Municipal Licensing & Standards Division (MLS) is a municipal body in Toronto which grants licenses and permits for certain activities under the city's jurisdiction including by-law administration and enforcement services. Other areas under the MLS's purview including targeted strategies to address graffiti, noise, business inspections, parks regulations and animal services issues. Services also include business licensing and permitting, property standards, and animal care including control, shelter and adoption services. Toronto by-law 545 is what gives the MLS the power to license and inspect a variety of businesses in the city, in order to ensure public health, safety, consumer protection, and nuisance control.

In 2017, an audit report from the Auditor General of Toronto found that the division had issued or renewed 87,813 licenses, generated CAD$28.9 million in license and permit fees, and average 64 summons and 35 tickets per officer per year.

The Commission replaced the old Metro Toronto Licensing Commission and various other bodies of the former municipalities of Metro Toronto.

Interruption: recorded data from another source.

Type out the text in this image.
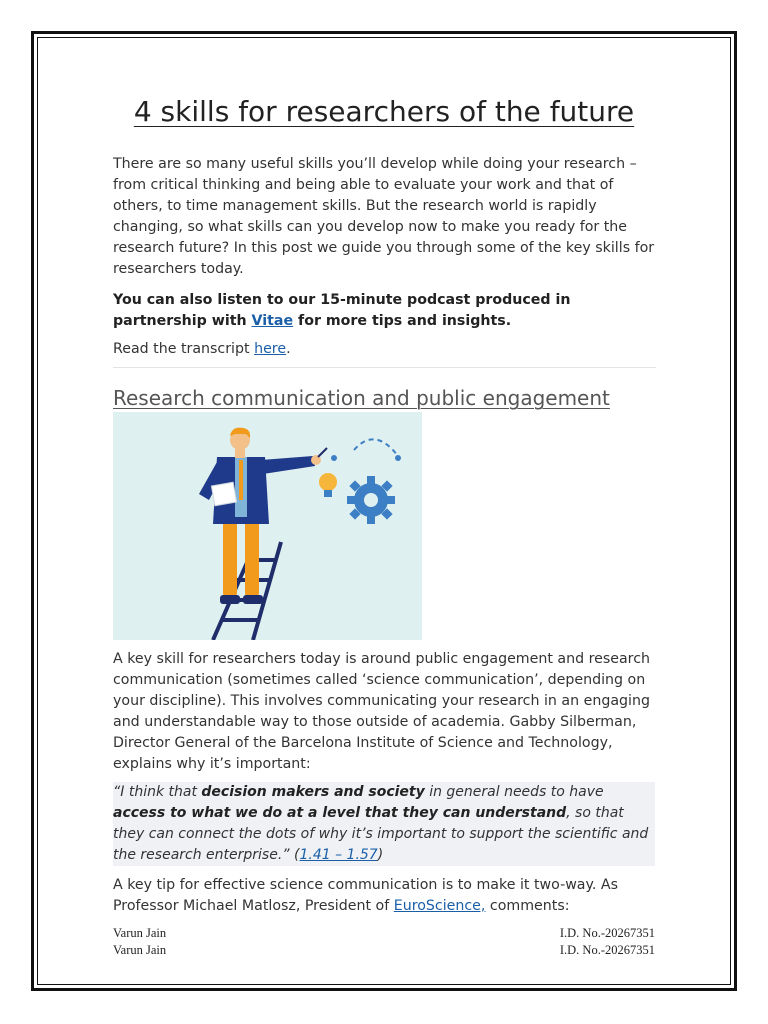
4 skills for researchers of the future
There are so many useful skills you’ll develop while doing your research – from critical thinking and being able to evaluate your work and that of others, to time management skills. But the research world is rapidly changing, so what skills can you develop now to make you ready for the research future? In this post we guide you through some of the key skills for researchers today.
You can also listen to our 15-minute podcast produced in partnership with Vitae for more tips and insights.
Read the transcript here.
Research communication and public engagement
A key skill for researchers today is around public engagement and research communication (sometimes called ‘science communication’, depending on your discipline). This involves communicating your research in an engaging and understandable way to those outside of academia. Gabby Silberman, Director General of the Barcelona Institute of Science and Technology, explains why it’s important:
“I think that decision makers and society in general needs to have access to what we do at a level that they can understand, so that they can connect the dots of why it’s important to support the scientific and the research enterprise.” (1.41 – 1.57)
A key tip for effective science communication is to make it two-way. As Professor Michael Matlosz, President of EuroScience, comments:
Varun Jain	I.D. No.-20267351
Varun Jain	I.D. No.-20267351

As of 2025 the executive director of the MLS is Carleton Grant.

== Criticisms ==
The MLS has been criticized for body-rub parlors and 'holistic centers' that are officially licensed by the MLS but often advertise erotic massages that violate city bylaws and are part of sex trafficking. In 2018, the Toronto Police created a working group in partnership with the MLS to identify long-term support and services for sex trafficking survivors and to develop prevention strategies.

The MLS is also in charge of regulating the use of fireworks in Toronto, where the sale and use of fireworks is only allowed without a permit on two civic holidays: Canada Day and Victoria Day. However a growing push from the various multicultural communities of Toronto has urged a change to the bylaws to allow fireworks at holidays such as Lunar New Year and Diwali. Other residents of Toronto have pushed for more stringent enforcement of illegal fireworks prior to Canada Day.

Due to fuel costs becoming prohibitive during surging inflation in 2022, the MLS proposed a temporary $1 surcharge on taxicab fares.